Programming with Sets and Maps. (Due at class time on Wednesday of next week.)

Note: A good thing about a SETL program is that, with a few lines, it runs, so you can test it easily.
(hints to homework and guide to SETL2 installation)

Problem 1. Maps.

Write the following operations on maps, as defined in class, using operations on sets and tuples, and using set formers, as provided in SETL.

    1. f(x)  2. f{x}  3. f[s]
Write at least two different versions for 3. This, among other reasons, helps justify introducing f[s].

Problem 2. Topological sort and cycle detection

Recall from class that the topological sort problem can be solved using the program below, which also detects whether cycles exist; and the set s at the end is actually the largest subset s of vertices each containing a predecessor belonging to s.

    program toposort ;
      read(e) ; 	-- e is predecessor relation for partial order

      t := [] ;	        -- t stores a linear order consistent with e
      s := domain e + range e ;	
      while exists x in s| e{x}*s = {} loop
        t with :=  x ;
        s less :=  x ;	-- repeatedly add a min elem to t & delete from s 
      end loop ;

      if s = {} then print(t) ; 
      else print("cycle detected in input graph") ;
      end if ;
Write a program in high-level SETL to compute the largest subset s of vertices each containing a successor belonging to s; suppose that e is a successor relation.

Problem 3. Graph reachability, with simplified initialization

Recall from class that the problem of graph reachability is to find all nodes reachable along paths in e from set w, and it can be written as the following SETL program except with e[s] replaced by appropriate code you defined in Problem 1.

    program reach ;
      read(e,w) ;

      s := w; 
      while exists x in e[s] - s loop s 
        with := x ;
      end loop ;

      print(s) ;
    end ;
We want to write a slightly different program for reach by changing initialization "s := w;" to the simpler statement "s :={};". How to change something in the while loop so that your program computes the same thing as program reach above? Note that efficient lower-level implementations derived from these two versions compute in the same way, but the modified version has much simpler initialization.

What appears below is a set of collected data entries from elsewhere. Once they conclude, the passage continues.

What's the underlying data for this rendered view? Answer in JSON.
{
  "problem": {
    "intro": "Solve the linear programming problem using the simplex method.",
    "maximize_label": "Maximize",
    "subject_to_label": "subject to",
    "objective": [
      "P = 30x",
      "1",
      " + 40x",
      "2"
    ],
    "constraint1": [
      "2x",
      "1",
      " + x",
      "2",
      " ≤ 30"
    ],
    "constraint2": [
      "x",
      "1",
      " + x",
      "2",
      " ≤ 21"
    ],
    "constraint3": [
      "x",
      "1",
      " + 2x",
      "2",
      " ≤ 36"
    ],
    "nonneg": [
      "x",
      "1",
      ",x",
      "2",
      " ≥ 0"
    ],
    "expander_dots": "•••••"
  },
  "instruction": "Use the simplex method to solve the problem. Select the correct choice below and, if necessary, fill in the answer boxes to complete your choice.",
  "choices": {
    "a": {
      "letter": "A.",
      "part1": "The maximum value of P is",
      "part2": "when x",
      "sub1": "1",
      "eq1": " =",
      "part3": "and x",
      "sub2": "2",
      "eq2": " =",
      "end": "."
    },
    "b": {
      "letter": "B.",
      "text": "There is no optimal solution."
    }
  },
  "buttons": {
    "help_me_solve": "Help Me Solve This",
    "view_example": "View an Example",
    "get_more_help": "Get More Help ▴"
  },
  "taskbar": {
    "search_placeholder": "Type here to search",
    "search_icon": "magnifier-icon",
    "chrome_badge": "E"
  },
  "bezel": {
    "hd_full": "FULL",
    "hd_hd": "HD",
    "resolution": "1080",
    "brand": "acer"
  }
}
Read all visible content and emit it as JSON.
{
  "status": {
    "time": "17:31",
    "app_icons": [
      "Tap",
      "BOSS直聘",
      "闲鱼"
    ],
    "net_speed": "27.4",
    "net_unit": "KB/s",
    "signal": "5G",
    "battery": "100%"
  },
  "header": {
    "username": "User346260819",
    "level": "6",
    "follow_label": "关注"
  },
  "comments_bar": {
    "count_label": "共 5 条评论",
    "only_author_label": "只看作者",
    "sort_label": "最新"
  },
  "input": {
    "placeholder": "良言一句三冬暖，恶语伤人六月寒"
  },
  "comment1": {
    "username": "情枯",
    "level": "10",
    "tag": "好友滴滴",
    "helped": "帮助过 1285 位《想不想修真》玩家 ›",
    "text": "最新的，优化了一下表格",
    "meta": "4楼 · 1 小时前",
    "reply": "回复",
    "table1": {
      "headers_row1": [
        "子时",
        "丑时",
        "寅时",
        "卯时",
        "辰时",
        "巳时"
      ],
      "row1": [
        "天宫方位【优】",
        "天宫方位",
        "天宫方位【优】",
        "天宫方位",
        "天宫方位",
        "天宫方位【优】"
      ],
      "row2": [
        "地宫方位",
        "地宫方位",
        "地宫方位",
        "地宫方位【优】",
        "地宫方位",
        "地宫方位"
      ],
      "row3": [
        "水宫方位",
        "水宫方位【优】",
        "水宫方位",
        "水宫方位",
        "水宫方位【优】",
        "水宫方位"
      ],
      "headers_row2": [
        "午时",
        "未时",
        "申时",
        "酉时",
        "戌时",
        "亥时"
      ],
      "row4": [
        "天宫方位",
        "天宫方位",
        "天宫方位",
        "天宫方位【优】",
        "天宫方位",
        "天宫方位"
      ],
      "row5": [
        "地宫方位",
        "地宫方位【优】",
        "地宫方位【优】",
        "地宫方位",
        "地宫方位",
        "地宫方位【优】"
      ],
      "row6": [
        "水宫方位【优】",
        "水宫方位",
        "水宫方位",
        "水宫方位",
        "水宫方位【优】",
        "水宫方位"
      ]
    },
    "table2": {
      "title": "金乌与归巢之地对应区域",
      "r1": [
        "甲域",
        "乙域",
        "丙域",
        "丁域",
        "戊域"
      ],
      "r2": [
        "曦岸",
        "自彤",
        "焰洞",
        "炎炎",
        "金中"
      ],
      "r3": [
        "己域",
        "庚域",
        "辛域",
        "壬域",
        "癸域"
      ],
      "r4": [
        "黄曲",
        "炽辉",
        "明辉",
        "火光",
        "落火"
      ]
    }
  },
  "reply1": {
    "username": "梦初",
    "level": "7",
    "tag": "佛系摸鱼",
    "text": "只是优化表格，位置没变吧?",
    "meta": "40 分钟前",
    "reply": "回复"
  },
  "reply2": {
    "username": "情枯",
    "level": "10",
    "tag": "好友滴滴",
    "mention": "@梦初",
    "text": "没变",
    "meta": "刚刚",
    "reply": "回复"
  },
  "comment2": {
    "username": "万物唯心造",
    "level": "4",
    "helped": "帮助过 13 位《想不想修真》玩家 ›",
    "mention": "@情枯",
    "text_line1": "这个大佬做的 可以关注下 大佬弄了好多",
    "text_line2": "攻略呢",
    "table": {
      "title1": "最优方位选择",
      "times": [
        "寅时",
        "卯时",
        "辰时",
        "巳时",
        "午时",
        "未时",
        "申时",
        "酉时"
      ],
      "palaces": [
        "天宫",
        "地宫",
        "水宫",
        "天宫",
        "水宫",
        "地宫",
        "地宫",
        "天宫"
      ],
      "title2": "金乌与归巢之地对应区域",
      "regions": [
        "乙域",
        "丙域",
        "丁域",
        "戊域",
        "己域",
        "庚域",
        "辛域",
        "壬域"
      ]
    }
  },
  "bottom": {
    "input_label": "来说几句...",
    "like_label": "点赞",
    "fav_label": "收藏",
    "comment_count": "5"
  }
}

Bonus Problem (100%): Tree center problem solved differently--a lot more exercises

Recall from class that the topological sort problem can be solved using the program below:

    program treecenter ;
      read(e) ; 	-- tree e is a symmetric edge relation

      s := domain e;	-- S is the set of vertices
      while #s > 2 loop -- repeatedly remove leaves until 1 or 2 vertices remain
        s -:= { x in s| #(e{x}*s) = 1 } ;
      end loop ;

      print (s) ;	-- final value of s is the center
    end ;
This problem can be solved differently (though not as neat), as follows (proof omitted): Let x be any leaf (a node with only one adjacent node), let y be any leaf furthest away from x (in terms of number of edges), and let z be any leaf furthest away from y. The path P connecting z to y is a longest path in tree. If P has an odd num of nodes, then the center is middle node, o.w., the middle two.

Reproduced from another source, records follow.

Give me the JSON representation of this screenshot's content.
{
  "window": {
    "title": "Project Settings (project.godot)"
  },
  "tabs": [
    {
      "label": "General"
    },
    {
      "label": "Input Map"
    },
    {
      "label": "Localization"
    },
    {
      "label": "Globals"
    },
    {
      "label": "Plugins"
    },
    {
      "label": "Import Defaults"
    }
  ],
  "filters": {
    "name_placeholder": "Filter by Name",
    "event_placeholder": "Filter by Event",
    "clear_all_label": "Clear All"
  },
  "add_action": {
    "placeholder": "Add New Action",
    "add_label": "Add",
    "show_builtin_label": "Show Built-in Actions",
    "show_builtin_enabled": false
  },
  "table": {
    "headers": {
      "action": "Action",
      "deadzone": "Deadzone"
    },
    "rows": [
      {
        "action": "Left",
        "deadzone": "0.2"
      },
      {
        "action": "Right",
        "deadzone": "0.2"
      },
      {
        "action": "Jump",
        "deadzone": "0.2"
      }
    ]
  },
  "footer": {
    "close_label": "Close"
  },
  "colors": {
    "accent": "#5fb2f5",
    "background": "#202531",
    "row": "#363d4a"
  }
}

Now, for a lot more exercises, let's program this. Suppose we've got the following basic definitions.

1. nodes of any edge subset s: nodes(s) = +/s
2. edges in s incident to node x: neighbors(x,s) = {y in s |x in y}
3. leaves of s: leaves(s) = {x in nodes(s) | #neighbors(x,s) = 1}
We may compute the following three items, 4. maxpath(x): longest paths in e from a node x;
5. furthest(x): nodes furthest from a given node x (hint: at the other end of a longest path)
6. middle(s): middle of a longest path s (hint: half way from an end)
and, to compute item 4, a few things may help. 4.1. reach(x) nodes reachable along paths in e from node x (similar to the one-line reach in class)
4.2. isconn(s): whether an edge set s is connected (if all nodes in s reach the same set of nodes)
4.3. ispath(s): whether an edge set s in e forms a path (if s is connected and is of a linear shape)
4.4. paths(x): paths in e from node x
With items 4-6 and 1, we can write a one-line description that takes edges e and returns the tree center. Write the definitions; each one should be short--fit on one line (hint: use only set formers (and quantified expressions for 4.1 and 4.2); no loops or assignments are needed). Not to worry most about running times; worry most about clarity.

These are very intensive exercises; imagine learning a new, one of the most advanced, language in one day!